Crucial among these skills for humans, as White (1949) so effectively emphasized, is the capacity to use symbols. Language, with its sophisticated use of symbols, was clearly a feature of the human condition well before 60 000 years ago. It was, however, during the tectonic phase that material things, artefacts, came to have great importance for their symbolic significance. Indeed the use of material symbols may be claimed as one of the most striking features of the tectonic phase until the development of writing, and with it of new forms of external symbolic storage (Donald 1991).
In §3, I want to focus upon two kinds of material symbol which came to play a very central role in human life and experience, and the neurological implications of which would merit investigation.
They are crucial to the understanding of the neurological basis of human behaviour.
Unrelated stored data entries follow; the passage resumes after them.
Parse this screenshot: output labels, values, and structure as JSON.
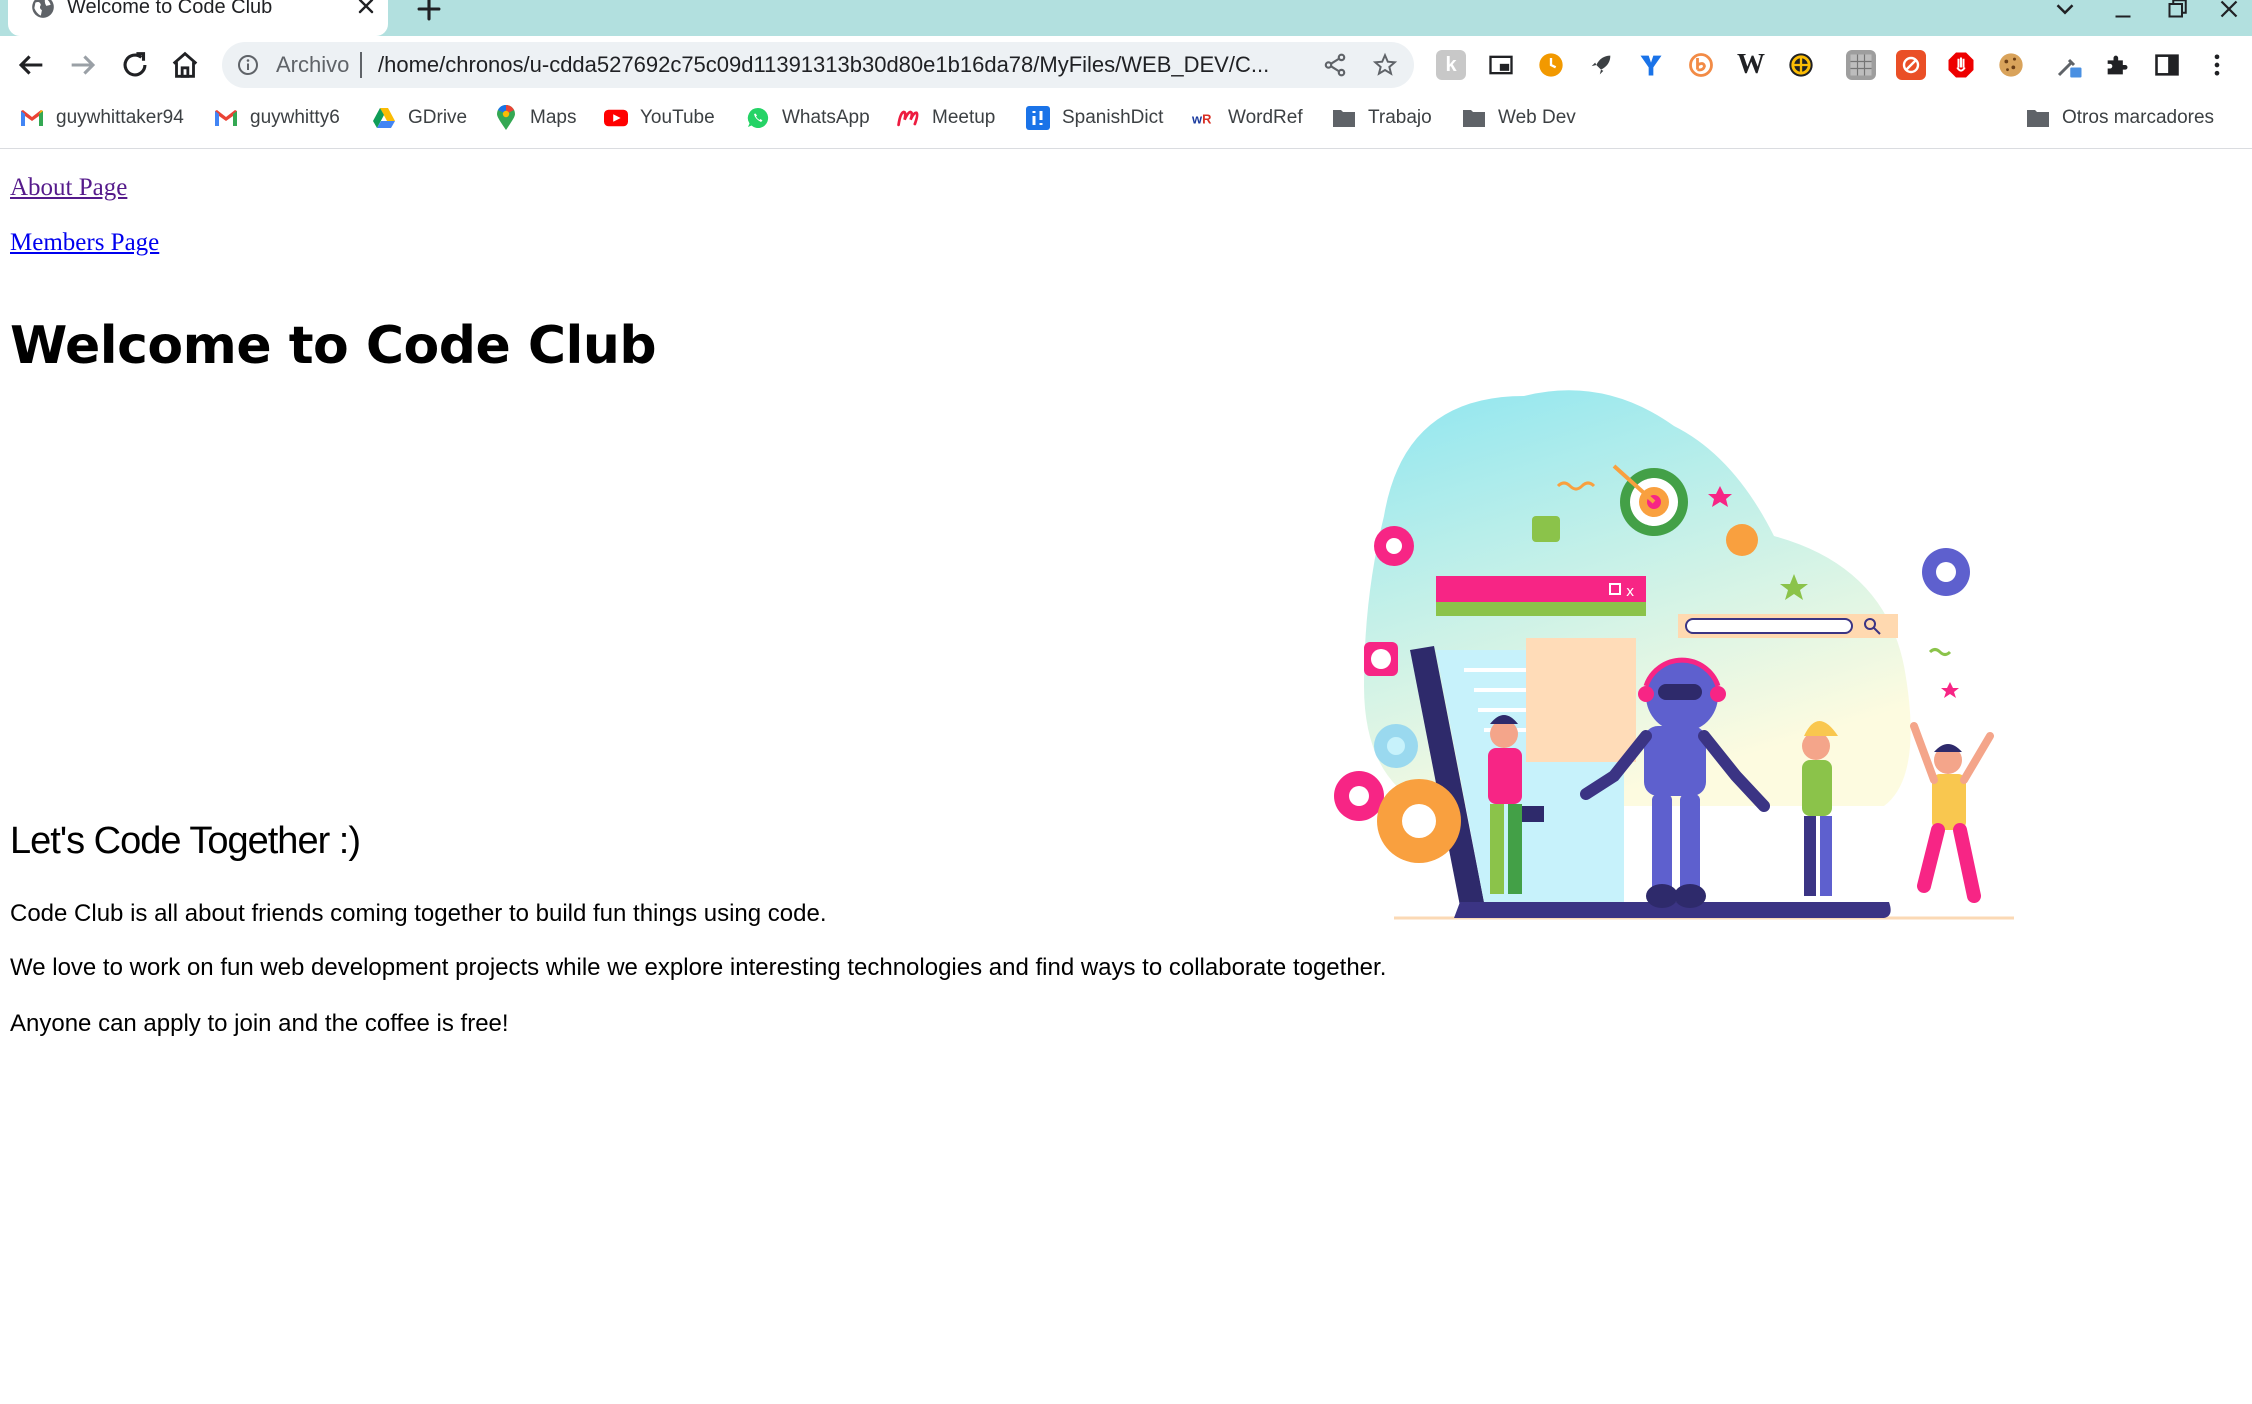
{
  "tab": {
    "title": "Welcome to Code Club"
  },
  "omnibox": {
    "scheme_label": "Archivo",
    "url": "/home/chronos/u-cdda527692c75c09d11391313b30d80e1b16da78/MyFiles/WEB_DEV/C..."
  },
  "bookmarks": [
    {
      "label": "guywhittaker94",
      "icon": "gmail-icon"
    },
    {
      "label": "guywhitty6",
      "icon": "gmail-icon"
    },
    {
      "label": "GDrive",
      "icon": "google-drive-icon"
    },
    {
      "label": "Maps",
      "icon": "google-maps-icon"
    },
    {
      "label": "YouTube",
      "icon": "youtube-icon"
    },
    {
      "label": "WhatsApp",
      "icon": "whatsapp-icon"
    },
    {
      "label": "Meetup",
      "icon": "meetup-icon"
    },
    {
      "label": "SpanishDict",
      "icon": "spanishdict-icon"
    },
    {
      "label": "WordRef",
      "icon": "wordreference-icon"
    },
    {
      "label": "Trabajo",
      "icon": "folder-icon"
    },
    {
      "label": "Web Dev",
      "icon": "folder-icon"
    }
  ],
  "other_bookmarks": {
    "label": "Otros marcadores",
    "icon": "folder-icon"
  },
  "extensions": {
    "wikipedia_letter": "W"
  },
  "page": {
    "links": {
      "about": "About Page",
      "members": "Members Page"
    },
    "heading": "Welcome to Code Club",
    "subheading": "Let's Code Together :)",
    "paragraphs": [
      "Code Club is all about friends coming together to build fun things using code.",
      "We love to work on fun web development projects while we explore interesting technologies and find ways to collaborate together.",
      "Anyone can apply to join and the coffee is free!"
    ]
  },
  "colors": {
    "tabstrip": "#b2e0df",
    "link_visited": "#551a8b",
    "link": "#0000ee",
    "omnibox_bg": "#edf1f4"
  }
}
The chronology outlined above indicates that the analysis of the hardware of the human brain itself, established for more than 60 000 years, is not sufficient to generate an understanding of some of the principal aspects of human behaviour. The changes since that time, including the development of those special symbolling capacities outlined below, must form part of any coherent analysis. This paper strives to define this problem more closely, and invites the reframing of the problem in more specifically neuroscientific terms.
3. Part II. Factual realities of the tectonic phase: value and belief
I would like to turn now to some of the enduring features of human existence as experienced at the present time, and indeed for many centuries or millennia. So pervasive are they that one would imagine them to have been ‘hard-wired’ into our brains, a ‘given’ of the human condition, established for us along with many other capacities through the human genome.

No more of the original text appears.